The roots remain

Asian Arts Initiative presents ‘ABOLITION NOW!’

In
3 minute read
A gaze you can’t escape: Russell Craig’s ‘Mockery.” (Photo by Jino Lee.)
A gaze you can’t escape: Russell Craig’s ‘Mockery.” (Photo by Jino Lee.)

ABOLITION NOW!, on view at Asian Arts Initiative (AAI), examines the stakes for Asian Americans in abolition and imagines a world without state-sponsored violence against Black and brown communities. The multidisciplinary exhibition includes video, mixed media, prints, photography, and projection by a wide variety of artists and community organizations including Youth Art & Self-Empowerment Project and People’s Paper Co-op.
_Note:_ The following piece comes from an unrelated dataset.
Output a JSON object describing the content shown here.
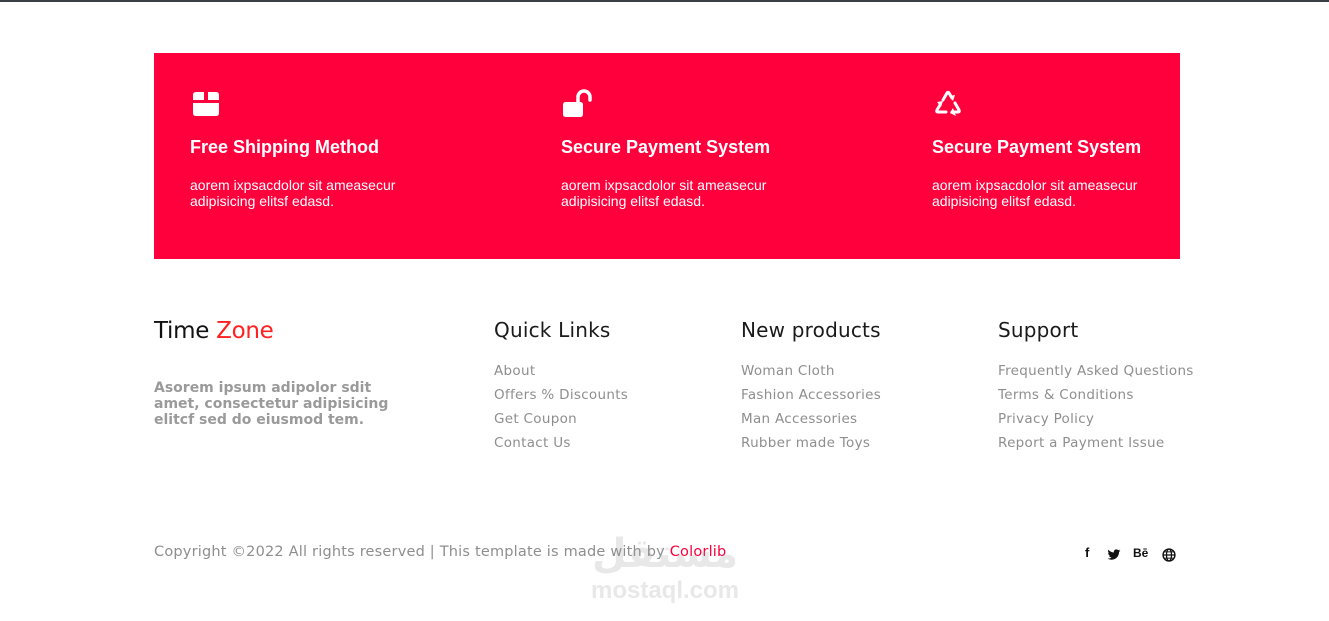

The word abolition might conjure up the antebellum movement to end slavery in the US, but the spirit of that fight is alive today. For example, modern abolitionists call for the end of the Department of Homeland Security’s Immigration and Customs Enforcement agency (ICE) and the abolition of policing, prisons, and any form of state-sponsored violence, especially as it disproportionately affects people of color.

Mockery and witness

The main gallery at AAI is a spacious room with a well-designed layout for visitors. While admiring the art, you can hear children’s voices in the background, engaging in AAI programs. This background noise added to the experience, offering a real-time reminder of the urgency to reshape our society in a way that is safer and more supportive for marginalized communities.

Russell Craig’s Mockery was the first piece to draw my eyes. It is a mixed-media piece: a painted portrait of a young Black man on the canvas of a deconstructed Burberry coat. There is also a red belt shaped into a noose hanging from the piece. The boy is staring straight ahead with an intense gaze, not defiant or angry but demanding you to acknowledge his humanity. The piece confronts the fashion industry’s historical and ongoing appropriation of Black culture as well and its numerous instances of using anti-Black imagery in designs.
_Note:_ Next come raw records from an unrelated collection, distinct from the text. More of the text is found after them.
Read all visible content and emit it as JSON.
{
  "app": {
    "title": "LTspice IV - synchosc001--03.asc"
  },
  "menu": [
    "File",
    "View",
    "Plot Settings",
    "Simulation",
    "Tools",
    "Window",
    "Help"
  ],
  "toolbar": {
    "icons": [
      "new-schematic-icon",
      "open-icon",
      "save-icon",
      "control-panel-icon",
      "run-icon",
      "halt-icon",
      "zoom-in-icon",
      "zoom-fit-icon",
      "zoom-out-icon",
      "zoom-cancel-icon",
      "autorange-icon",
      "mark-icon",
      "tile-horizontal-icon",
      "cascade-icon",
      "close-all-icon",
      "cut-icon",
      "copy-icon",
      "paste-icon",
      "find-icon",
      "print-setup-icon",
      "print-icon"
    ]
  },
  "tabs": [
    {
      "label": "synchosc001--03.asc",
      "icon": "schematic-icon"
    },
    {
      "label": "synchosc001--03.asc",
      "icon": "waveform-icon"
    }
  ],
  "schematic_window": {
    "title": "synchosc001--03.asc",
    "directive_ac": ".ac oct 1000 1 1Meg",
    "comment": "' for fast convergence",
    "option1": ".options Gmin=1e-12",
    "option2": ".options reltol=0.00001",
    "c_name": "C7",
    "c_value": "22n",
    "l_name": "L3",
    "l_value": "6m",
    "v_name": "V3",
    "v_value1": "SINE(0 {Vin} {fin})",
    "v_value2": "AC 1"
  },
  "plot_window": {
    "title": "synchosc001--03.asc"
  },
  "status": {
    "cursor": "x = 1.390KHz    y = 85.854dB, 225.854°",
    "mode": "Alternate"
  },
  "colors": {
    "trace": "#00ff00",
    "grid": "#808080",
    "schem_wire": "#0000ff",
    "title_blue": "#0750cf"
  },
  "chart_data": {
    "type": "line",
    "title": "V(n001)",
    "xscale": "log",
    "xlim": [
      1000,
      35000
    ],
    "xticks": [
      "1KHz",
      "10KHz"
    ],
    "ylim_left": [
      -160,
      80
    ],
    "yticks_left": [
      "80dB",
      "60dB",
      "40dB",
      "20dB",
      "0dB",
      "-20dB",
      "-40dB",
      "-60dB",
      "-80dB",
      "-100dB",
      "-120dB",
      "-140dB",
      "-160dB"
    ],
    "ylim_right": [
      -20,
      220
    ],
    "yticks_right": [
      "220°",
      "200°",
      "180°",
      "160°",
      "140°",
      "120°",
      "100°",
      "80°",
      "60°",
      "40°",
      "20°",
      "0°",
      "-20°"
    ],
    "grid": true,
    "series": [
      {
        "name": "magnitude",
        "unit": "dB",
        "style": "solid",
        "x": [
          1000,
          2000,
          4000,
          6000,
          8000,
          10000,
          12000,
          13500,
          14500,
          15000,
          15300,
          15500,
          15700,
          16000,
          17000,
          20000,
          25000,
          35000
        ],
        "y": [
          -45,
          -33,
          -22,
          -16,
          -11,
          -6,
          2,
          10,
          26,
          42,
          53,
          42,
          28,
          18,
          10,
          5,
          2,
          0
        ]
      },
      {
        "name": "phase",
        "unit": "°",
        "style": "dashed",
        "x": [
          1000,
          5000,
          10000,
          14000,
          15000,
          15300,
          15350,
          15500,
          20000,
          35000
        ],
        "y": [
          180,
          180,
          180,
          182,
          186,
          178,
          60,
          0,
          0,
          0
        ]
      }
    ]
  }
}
Next is Land Witness, a series from poet Karla Robinson and photographer Kamal Badhey. The series was born after the artists visited the Japanese internment camp known as Rohwer War Relocation Center. There are five pieces included in the series showcased, each displaying a poem accompanied by photo. One that struck a strong chord in my heart is a photo depicting decayed flowers resting on some sort of engraved step, bench, or tomb. It’s paired with a poem that reads,

They can try to wipe clean
the stain of internment
Give reparations
But soil remembers all.
The roots still remain.

An abolitionist future

Many are still uneducated on how policing, prisons, and detention have affected Asian Americans throughout United States history. This series shines a light on the thousands of Japanese Americans who were uprooted from their homes after the bombing of Pearl Harbor and placed in concentration camps, imprisoned for years. It is the duty of a country and the human race to learn from its errors, and to evolve in the best interests of everyone, not just a privileged group with power. Knowledge is the first step to progress and ending state-sanctioned violence. Robinson and Badhey use artistic expression as a refusal to be complicit in the erasure of significant moments in American history.

The exhibition also includes art highlighting restorative/transformative justice, racial profiling of Muslim people, mass incarnation, and ICE.
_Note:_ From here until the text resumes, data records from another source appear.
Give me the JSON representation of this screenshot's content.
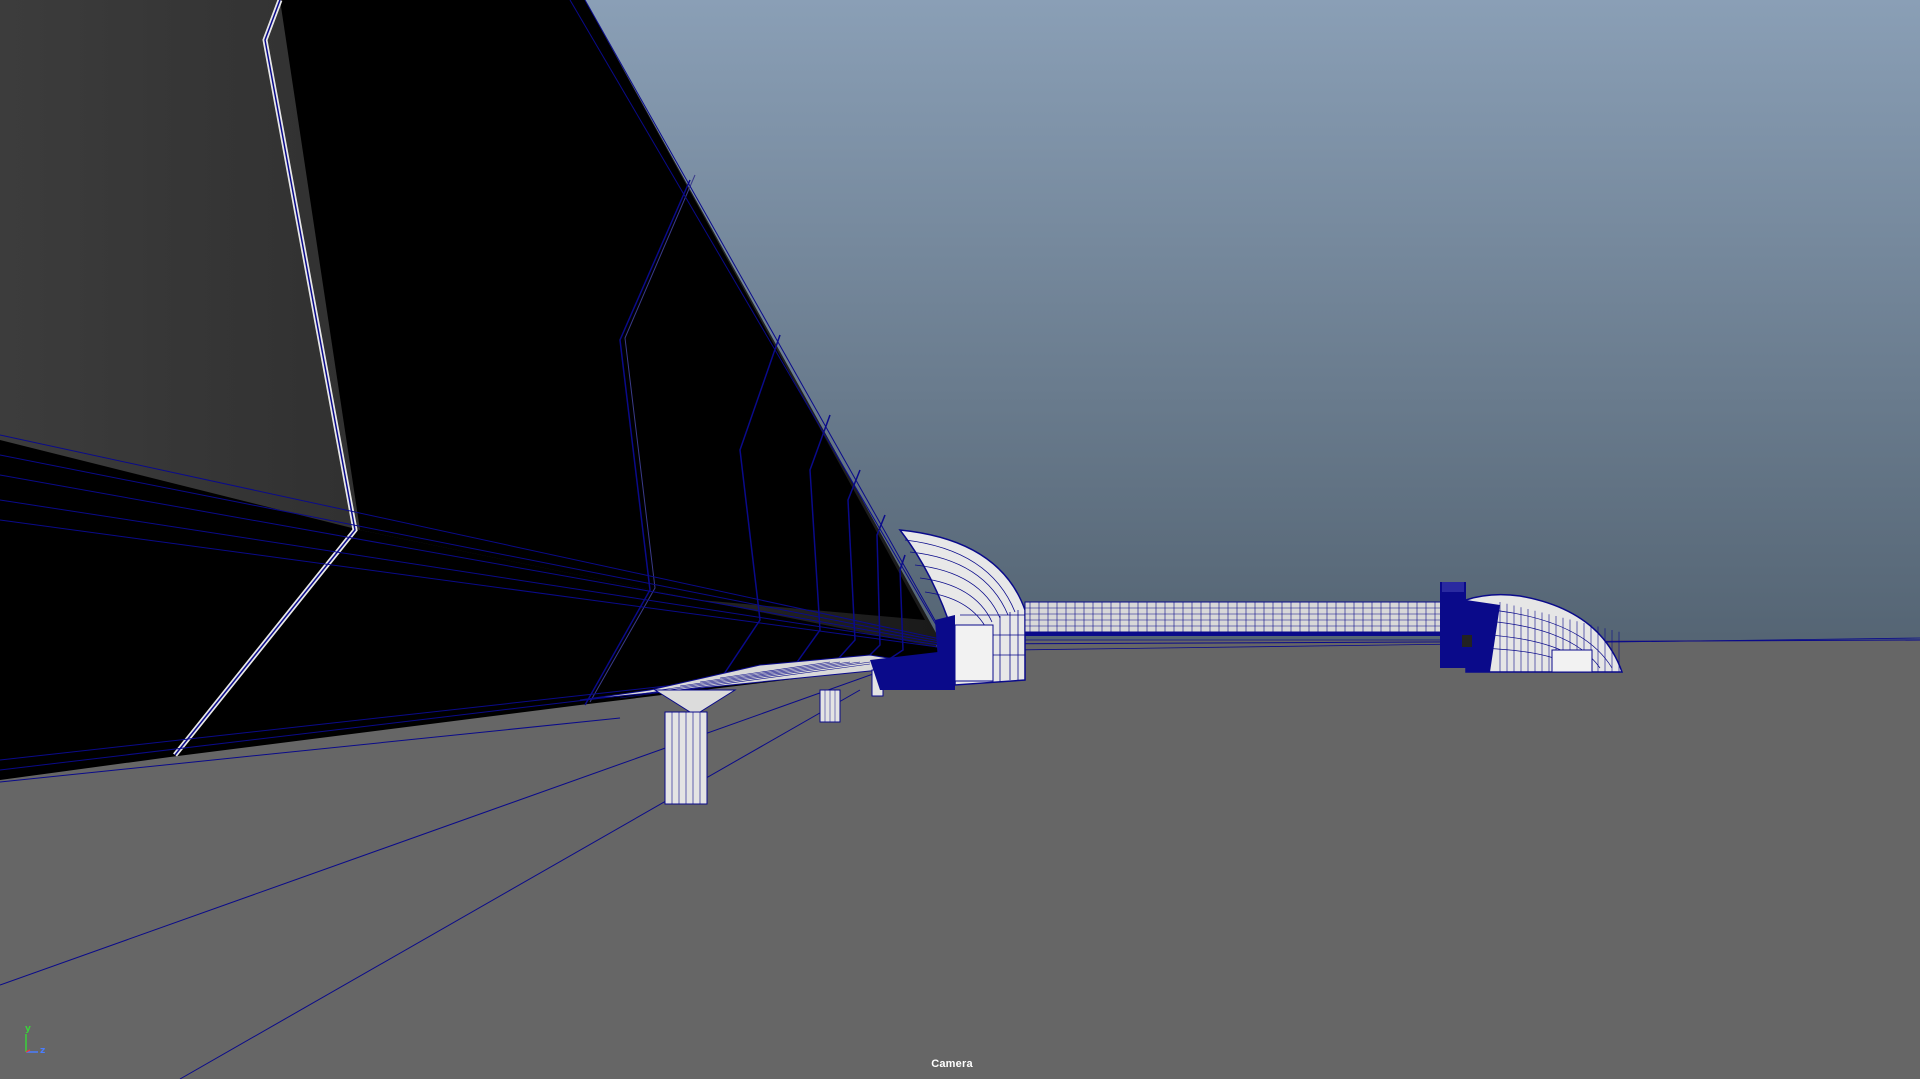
{
  "viewport": {
    "camera_label": "Camera",
    "axis_labels": {
      "y": "y",
      "z": "z"
    },
    "colors": {
      "sky_top": "#8a9fb6",
      "sky_bottom": "#546473",
      "ground": "#666666",
      "wireframe": "#0a0a8a",
      "dark_surface": "#000000",
      "mid_surface": "#3a3a3a",
      "highlight": "#e8e8e8",
      "axis_y": "#3ad13a",
      "axis_z": "#4a7dff",
      "axis_x": "#e04040"
    },
    "icons": [
      "view-axis-gizmo-icon"
    ]
  }
}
ABOLITION NOW! is an informative and timely exhibition that connects cultural expression to social change and uses art as a vehicle to address harm imposed by the state on Black and brown communities. The show demonstrates how healing can occur through education and art. What does an abolitionist future look like, and how do we get there?

What, When, Where

ABOLITION NOW!, Through August 30, 2019, at Asian Arts Initiative, 1219 Vine Street, Philadelphia. (215) 557-0455 or asianartsinitiative.org.

Asian Arts Initiative is a wheelchair-accessible venue.